Dasco menegaskan pendekatan tersebut bertujuan agar produk hukum yang dihasilkan tidak  digugat ke MK kembali.

Wakil Ketua DPR Persilakan Serikat Buruh Ikut Rancang UU Ketenagakerjaan yang Baru. (Foto: MNC Media)

IDXChannel—Dewan Perwakilan Rakyat membuka ruang bagi buruh dalam penyusunan Undang-Undang Ketenagakerjaan yang baru. Bahkan, buruh diminta untuk merancang sendiri bahan awal regulasi sebelum dibahas bersama dengan pemerintah dan parlemen.

Wakil Ketua DPR Sufmi Dasco Ahmad mengatakan pembentukan UU Ketenagakerjaan baru merupakan amanat putusan Mahkamah Konstitusi (MK) yang ditargetkan rampung pada akhir 2026. 

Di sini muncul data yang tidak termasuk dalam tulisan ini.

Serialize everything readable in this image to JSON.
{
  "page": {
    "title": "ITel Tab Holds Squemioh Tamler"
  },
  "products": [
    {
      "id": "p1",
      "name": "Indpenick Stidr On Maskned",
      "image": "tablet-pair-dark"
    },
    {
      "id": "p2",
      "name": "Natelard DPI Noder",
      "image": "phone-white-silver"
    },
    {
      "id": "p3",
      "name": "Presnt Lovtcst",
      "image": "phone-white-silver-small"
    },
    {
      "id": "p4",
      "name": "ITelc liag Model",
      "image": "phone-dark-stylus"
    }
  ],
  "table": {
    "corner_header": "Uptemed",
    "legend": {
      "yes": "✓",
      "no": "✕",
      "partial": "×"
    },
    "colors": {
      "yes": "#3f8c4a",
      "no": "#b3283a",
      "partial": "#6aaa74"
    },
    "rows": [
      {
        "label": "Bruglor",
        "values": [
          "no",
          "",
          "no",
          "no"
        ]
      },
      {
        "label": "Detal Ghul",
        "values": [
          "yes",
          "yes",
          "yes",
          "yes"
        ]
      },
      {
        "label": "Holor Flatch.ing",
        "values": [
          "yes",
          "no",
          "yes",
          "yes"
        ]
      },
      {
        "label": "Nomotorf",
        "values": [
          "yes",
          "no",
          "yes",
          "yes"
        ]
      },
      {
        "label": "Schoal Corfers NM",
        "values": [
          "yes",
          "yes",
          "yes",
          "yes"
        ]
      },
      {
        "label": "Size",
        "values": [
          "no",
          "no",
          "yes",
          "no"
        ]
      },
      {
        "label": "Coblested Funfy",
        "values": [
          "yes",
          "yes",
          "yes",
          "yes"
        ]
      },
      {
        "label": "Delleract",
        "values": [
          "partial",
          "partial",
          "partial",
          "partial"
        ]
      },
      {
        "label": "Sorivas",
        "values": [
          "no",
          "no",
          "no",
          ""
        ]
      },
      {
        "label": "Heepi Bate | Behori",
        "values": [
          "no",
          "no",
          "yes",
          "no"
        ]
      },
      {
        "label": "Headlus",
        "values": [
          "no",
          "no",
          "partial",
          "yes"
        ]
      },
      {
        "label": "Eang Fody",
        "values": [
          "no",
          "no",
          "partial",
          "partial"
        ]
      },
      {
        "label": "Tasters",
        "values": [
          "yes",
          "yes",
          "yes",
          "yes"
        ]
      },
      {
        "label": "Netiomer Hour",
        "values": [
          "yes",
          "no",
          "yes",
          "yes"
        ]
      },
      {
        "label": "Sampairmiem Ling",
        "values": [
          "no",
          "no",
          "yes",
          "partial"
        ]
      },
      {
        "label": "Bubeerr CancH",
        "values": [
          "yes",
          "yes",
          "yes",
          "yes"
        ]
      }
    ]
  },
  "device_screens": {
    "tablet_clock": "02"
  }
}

Dasco menyebut cepat atau lambatnya proses tersebut sangat bergantung pada kesiapan rumusan dari kalangan buruh.

"Karena amanat dari putusan MK adalah kita harus membuat UU Ketenagakerjaan yang baru, gitu. Nah, ini kita serahkan yang 'masak' teman-teman buruh, gitu," kata Dasco saat melakukan audiensi dengan serikat buruh di DPR RI, Jumat (1/5/2026).

Dasco juga mengatakan bahwa bahan awal rumusan ini juga akan banyak melibatkan tim pekerja. Kata Dasco, setelah dianggap matang, hasilnya baru akan dibawa ke DPR untuk dibahas bersama pemerintah.

"Nah, nanti kalau sudah matang, baru kemudian dibawa ke DPR. Nanti kita akan bahas bersama," ujarnya.

Dasco menegaskan pendekatan tersebut bertujuan agar produk hukum yang dihasilkan tidak  digugat ke MK kembali. Dengan demikian, tambah dia, undang-undang yang dilahirkan tidak menjadi mubazir.

"Nah, itu tadi supaya undang-undang itu tidak mubazir, tidak digugat lagi ke MK, silakan teman-teman buruh yang ‘masak’, nanti kita bahas sama-sama dengan pemerintah dan DPR di sini," tuturnya.

"Jadi kita tunggu, tapi pada prinsipnya pemerintah juga sudah minta bahwa sampai dengan akhir tahun ini itu Undang-Undang Tenaga Kerja harus selesai," kata Dasco.